Warner Brothers deny memo
I do avoid a fair amount of stories that I think are too far fetched or just plain false, and the story that Jeff Robinov over at Warner Brothers had issued a memo to say that women should no longer have the lead in WB films sounded utterly ridiculous.
Such a move would potentially kill a company, especially as it could cut out a huge audience for their films. So it's not really a surprise today that a denial comes from Robinov, and an extremely strong one at that.
Through Variety he says that he is moving forward with various films with women in the lead and is offended by these rumours. Here's a list of films he's working on with women in the lead:
There's a Cameron Diaz film that is in final negotiations; he made aggressive bids for Peter Jackson's The Lovely Bones and the Sex and the City film (with a bunch of female leads) but lost both; an adaptation of the Nicholas Sparks novel Nights in Rodanthe starring Diane Lane; Spring Breakdown is a comedy about women in their twenties on spring break; the romantic comedy Fool's Gold stars Kate Hudson; then there's The Justice League of America and Watchmen which feature very strong leads from female superhero characters, and not to mention the Wonder Woman film that he's continuing to develop despite it having been on the slate for some ten years.
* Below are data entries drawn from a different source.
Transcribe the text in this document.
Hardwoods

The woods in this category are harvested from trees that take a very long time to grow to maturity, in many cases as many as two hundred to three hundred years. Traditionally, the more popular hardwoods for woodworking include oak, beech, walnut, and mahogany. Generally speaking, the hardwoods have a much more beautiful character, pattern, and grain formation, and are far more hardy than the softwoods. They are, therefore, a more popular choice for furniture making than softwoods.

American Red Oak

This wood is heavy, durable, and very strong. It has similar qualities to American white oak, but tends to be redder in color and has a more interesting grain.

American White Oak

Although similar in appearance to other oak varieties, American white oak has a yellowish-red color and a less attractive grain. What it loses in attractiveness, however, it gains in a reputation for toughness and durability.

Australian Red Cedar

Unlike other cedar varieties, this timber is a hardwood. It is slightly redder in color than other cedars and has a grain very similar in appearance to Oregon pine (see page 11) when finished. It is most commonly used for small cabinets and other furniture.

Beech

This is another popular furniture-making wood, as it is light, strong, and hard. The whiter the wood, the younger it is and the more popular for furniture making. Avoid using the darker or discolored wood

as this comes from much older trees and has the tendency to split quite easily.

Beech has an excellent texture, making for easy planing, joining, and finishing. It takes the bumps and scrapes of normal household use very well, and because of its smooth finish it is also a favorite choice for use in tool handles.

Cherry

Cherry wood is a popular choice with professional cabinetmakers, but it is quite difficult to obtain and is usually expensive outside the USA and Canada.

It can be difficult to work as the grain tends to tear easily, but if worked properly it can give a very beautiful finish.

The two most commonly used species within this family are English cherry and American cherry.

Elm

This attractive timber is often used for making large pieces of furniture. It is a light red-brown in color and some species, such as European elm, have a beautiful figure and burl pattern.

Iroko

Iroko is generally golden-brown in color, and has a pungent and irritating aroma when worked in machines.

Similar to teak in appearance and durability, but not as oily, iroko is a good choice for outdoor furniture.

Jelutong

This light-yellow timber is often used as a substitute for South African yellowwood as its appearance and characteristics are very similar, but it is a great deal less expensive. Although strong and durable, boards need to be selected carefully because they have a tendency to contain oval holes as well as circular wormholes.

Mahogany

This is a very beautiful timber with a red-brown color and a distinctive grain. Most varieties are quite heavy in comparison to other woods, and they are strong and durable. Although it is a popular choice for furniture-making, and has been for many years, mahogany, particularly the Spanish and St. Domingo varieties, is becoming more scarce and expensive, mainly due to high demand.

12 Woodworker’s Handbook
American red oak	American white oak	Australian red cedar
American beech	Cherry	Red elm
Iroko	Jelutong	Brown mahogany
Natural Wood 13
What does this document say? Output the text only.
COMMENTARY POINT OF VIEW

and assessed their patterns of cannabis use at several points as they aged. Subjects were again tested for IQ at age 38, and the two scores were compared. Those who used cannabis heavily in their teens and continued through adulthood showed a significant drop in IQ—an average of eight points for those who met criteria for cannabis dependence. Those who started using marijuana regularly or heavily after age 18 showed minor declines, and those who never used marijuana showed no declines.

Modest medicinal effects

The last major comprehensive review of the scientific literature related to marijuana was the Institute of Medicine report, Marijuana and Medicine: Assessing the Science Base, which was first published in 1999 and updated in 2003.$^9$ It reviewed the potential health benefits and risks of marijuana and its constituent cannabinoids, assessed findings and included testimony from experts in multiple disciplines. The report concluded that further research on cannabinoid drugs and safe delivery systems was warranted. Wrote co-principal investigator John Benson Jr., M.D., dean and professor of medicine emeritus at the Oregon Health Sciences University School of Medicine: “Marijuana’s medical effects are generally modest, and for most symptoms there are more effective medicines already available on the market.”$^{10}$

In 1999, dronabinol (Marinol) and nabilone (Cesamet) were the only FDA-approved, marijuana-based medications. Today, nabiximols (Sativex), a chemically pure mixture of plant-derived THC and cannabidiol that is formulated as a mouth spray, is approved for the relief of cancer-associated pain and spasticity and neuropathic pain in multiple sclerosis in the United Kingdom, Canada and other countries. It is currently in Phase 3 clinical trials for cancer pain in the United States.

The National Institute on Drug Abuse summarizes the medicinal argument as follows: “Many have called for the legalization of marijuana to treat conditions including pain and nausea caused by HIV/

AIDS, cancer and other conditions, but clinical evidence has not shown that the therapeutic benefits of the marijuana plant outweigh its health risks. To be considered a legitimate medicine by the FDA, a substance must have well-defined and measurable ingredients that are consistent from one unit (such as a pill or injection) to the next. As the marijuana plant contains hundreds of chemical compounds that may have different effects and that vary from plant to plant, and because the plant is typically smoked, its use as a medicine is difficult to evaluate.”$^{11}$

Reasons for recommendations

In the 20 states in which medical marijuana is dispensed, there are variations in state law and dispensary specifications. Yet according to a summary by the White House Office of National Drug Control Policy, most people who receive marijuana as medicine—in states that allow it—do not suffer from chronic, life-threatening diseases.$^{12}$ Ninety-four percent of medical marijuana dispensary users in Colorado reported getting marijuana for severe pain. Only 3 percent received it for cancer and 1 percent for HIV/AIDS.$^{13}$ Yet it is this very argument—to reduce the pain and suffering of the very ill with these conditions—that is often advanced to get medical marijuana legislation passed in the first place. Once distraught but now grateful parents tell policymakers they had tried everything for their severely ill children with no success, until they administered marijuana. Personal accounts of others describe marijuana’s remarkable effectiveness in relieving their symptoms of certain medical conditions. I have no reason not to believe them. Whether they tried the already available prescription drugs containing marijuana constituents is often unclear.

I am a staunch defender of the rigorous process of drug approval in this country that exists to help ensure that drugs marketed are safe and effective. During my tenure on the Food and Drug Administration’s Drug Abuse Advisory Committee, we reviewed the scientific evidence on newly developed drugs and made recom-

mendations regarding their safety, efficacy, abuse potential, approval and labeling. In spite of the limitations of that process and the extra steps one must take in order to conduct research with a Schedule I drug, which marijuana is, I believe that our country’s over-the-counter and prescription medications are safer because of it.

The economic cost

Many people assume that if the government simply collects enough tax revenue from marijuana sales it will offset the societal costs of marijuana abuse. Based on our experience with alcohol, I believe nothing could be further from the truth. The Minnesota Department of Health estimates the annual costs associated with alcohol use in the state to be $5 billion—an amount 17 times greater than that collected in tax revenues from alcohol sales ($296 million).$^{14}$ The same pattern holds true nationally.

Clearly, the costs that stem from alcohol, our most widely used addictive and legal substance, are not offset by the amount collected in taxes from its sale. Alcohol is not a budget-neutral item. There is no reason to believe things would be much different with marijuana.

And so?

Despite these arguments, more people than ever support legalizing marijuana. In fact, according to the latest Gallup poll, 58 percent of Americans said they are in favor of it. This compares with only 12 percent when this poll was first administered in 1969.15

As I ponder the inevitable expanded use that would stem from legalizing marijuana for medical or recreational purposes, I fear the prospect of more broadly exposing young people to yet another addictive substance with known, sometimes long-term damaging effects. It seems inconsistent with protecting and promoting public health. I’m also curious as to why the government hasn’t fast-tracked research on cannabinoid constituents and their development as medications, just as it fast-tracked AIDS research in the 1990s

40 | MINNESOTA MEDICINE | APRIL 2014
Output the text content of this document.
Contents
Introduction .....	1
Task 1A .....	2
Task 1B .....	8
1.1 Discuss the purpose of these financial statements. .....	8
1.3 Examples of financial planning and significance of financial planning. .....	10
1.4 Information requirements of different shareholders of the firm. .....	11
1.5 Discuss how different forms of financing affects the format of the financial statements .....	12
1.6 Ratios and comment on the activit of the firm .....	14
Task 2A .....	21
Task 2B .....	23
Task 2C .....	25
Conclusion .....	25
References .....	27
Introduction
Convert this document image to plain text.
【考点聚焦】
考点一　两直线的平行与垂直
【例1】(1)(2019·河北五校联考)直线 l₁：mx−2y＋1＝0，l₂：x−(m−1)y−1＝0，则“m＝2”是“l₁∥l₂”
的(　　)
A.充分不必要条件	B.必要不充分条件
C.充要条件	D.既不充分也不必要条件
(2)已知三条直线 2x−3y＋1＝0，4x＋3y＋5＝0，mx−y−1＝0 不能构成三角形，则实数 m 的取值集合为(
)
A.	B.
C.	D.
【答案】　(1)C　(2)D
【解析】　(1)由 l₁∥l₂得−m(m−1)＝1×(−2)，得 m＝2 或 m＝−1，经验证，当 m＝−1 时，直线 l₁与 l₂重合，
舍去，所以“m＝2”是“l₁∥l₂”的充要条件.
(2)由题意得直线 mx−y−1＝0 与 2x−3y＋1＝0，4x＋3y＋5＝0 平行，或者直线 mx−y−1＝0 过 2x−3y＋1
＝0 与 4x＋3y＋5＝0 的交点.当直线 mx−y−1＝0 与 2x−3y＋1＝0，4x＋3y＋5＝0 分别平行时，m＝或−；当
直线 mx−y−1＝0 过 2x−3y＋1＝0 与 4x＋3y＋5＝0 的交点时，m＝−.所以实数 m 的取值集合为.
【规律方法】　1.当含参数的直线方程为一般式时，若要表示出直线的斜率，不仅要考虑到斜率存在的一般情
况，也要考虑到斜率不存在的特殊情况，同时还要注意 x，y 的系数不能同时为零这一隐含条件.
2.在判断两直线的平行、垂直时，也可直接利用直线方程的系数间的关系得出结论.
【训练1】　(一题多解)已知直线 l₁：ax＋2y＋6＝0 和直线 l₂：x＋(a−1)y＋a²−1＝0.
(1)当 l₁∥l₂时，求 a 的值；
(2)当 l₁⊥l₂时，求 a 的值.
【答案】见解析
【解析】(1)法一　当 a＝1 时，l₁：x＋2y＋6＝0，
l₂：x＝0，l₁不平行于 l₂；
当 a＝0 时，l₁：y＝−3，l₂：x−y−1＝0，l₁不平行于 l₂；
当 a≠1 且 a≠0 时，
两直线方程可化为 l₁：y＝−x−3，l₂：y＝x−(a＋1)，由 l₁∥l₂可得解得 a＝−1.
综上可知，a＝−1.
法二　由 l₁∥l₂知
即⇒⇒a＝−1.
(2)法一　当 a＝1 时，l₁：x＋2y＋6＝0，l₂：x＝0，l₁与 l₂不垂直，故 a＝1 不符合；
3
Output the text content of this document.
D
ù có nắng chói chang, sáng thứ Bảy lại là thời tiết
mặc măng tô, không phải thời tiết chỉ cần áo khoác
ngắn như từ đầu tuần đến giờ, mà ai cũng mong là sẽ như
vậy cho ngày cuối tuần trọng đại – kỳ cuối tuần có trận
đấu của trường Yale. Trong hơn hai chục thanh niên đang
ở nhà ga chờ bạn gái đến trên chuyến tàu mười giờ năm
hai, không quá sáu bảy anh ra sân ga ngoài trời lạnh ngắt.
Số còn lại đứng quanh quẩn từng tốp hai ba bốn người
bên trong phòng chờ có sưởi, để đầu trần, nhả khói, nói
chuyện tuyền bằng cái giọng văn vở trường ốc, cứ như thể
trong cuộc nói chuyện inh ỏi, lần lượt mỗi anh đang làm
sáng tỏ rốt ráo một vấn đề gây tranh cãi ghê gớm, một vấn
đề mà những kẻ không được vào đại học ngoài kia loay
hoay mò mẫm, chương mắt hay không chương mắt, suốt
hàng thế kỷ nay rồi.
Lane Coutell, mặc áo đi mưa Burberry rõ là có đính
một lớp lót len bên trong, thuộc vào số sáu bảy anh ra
Okay, that's a fair list. As for the films which the rumour seems to concentrate on as the ones which brought about the alleged memo, well he has a few things to say to address those too.
He believes that The Reaping and The Invasion did poorly because of the bad timing of their release, at the end of a batch of horror films coming from Hollywood at the time. There's also the problem that Nicole Kidman and Daniel Craig both refused to promote the film, something that I think might have been down to the director change and the big reshoots.
I think that sounds fair enough. If the memo were real, which I very much doubt, then he's certainly showing that they aren't actively following what was said in it. He makes a closing statement directly about the question of whether or not he would make another action film with a female lead:
"...it has to be the right movie with the right actor and the right filmmaker at the right time."
He's certainly willing to do so, but like The Brave One it has to be right. Let's face it though, sometimes audiences just don't take to a film, and I don't think Foster can be pointed at as a reason for The Brave One not hitting the mark with audiences.